Горбыль был непреклонен.
— Кэп нам сказал, — твердил он. Матрос предложил бутыль самогона в обмен на симпатичную телочку. Пельмень затравленно озирался, ища подмоги. Посреди комнаты квартет Дюка ди Ангелиса был поглощен событием исторического масштаба. Винсент сидел, остальные стояли. Группа собралась на сейшн и исполняла импровизацию, но, правда, без инструментов.
— Вот что, — сказал Пельмень.
Дюк несколько раз качнул головой, слабо улыбнулся, закурил и наконец встретился взглядом с Пельменем.
— Тихо, старик, — прошептал Дюк.
Винсент принялся молотить сжатыми кулаками по воздуху, затем внезапно застыл и потом повторил все заново. Так продолжалось несколько минут, а Пельмень тем временем прихлебывал спиртное в лад с музыкой. Флот отступил на кухню. В конце концов, повинуясь незаметному знаку, группа прекратила игру, все затопали, а Дюк ухмыльнулся и произнес:
— По крайней мере, мы кончили вместе.
Пельмень уставился на него.
— Вот что…
— У меня сложилась новая концепция, старик, — перебил Дюк. — Ты помнишь своего тезку? Ты помнишь Джерри?
— Нет, — сказал Пельмень. — Я буду помнить апрель[76], если это чем-то поможет.

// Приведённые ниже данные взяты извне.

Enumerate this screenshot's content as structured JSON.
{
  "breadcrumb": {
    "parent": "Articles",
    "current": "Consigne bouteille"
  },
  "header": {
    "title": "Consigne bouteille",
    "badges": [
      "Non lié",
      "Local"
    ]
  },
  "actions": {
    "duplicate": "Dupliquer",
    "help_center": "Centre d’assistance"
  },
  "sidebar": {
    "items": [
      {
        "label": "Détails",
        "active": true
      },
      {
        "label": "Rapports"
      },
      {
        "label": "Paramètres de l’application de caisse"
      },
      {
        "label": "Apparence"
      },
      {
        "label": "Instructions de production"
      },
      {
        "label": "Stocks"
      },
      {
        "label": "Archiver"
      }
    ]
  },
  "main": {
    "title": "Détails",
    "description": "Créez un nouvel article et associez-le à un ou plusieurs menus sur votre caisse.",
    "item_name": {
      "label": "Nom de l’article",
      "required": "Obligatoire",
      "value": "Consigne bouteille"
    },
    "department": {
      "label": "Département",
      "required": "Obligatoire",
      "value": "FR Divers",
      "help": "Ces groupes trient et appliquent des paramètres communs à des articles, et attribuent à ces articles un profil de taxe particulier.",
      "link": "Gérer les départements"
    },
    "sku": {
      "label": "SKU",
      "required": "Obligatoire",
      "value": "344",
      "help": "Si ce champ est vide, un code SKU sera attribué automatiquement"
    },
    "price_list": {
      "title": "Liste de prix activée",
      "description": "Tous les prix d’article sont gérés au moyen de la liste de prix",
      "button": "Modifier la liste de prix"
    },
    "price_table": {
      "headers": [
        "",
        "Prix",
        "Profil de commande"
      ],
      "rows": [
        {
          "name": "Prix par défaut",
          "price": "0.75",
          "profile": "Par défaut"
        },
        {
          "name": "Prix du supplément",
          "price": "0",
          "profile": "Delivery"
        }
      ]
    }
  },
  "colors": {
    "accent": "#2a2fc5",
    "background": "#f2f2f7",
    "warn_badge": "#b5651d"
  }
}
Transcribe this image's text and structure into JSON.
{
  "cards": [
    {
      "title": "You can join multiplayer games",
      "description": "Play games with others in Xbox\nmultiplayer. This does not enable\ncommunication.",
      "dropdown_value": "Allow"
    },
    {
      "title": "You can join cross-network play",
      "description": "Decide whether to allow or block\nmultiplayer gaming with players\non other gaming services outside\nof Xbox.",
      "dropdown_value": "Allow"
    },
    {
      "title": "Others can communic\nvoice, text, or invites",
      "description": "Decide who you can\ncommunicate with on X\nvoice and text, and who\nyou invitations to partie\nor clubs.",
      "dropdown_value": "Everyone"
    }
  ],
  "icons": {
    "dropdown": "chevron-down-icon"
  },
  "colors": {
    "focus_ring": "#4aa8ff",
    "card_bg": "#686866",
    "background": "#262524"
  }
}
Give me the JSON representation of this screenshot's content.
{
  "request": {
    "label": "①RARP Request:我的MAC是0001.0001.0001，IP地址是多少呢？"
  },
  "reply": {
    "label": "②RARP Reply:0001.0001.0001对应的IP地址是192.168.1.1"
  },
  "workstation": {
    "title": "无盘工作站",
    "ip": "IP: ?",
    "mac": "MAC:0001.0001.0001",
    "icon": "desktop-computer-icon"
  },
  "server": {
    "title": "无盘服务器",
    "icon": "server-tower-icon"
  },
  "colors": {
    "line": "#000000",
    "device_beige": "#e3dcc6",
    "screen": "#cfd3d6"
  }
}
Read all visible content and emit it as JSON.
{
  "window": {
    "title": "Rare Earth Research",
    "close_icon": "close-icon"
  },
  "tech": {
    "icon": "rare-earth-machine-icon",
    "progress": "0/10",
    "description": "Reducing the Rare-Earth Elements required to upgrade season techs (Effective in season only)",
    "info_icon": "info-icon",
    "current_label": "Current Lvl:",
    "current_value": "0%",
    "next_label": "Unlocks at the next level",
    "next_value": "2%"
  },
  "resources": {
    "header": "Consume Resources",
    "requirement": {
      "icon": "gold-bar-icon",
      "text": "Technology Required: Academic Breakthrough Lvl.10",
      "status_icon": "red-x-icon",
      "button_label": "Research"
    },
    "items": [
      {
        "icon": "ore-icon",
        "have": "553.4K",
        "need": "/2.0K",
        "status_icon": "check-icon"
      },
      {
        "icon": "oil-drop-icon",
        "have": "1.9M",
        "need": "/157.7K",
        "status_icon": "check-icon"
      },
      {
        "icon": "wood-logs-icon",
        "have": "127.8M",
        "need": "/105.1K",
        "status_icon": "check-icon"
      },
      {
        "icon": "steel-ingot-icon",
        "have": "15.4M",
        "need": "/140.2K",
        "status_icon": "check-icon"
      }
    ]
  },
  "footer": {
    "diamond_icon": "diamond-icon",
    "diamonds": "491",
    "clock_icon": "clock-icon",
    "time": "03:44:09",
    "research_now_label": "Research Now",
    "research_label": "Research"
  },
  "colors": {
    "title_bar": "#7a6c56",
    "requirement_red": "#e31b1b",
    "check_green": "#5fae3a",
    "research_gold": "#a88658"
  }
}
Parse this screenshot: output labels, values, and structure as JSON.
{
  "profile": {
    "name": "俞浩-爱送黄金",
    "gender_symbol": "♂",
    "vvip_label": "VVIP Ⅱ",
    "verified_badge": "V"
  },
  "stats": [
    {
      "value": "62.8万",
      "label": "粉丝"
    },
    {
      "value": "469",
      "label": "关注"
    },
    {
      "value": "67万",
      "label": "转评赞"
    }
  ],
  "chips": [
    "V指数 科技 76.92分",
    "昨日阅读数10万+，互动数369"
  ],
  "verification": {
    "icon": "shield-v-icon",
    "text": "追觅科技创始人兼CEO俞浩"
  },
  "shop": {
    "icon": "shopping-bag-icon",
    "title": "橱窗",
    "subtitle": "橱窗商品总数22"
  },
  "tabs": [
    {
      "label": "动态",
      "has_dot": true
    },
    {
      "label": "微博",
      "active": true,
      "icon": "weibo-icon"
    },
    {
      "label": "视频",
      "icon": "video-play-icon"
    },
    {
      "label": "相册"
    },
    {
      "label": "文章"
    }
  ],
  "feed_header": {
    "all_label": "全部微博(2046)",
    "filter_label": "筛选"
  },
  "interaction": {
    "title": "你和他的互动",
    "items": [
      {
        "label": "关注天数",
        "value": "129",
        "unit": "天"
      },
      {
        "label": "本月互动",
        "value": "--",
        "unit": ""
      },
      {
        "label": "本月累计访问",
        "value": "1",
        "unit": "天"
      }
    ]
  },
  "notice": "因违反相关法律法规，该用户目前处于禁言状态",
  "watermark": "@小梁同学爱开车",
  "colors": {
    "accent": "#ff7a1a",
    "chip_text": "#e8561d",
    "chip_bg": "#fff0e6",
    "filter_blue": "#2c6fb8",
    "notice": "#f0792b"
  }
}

— По правде говоря, — сказал Дюк, — это была Любовь на продажу. Что показывает, как мало ты знаешь. Это, по cути, был Маллигэн, Чет Бейкер и вся та старая команда. Усекаешь?
— Баритон-сакс, — произнес Пельмень. — Что-то для баритона.
— Но без рояля, старик. Без гитары. Или аккордеона. Сам понимаешь, что это значит.
— Не совсем, — признался Пельмень.
— Что ж, тогда позволь сообщить тебе, что я не Мингус и не Джон Льюис. Я никогда не был силен в теории. Я имею в виду, что такие вещи, как чтение и прочее, всегда меня затрудняли…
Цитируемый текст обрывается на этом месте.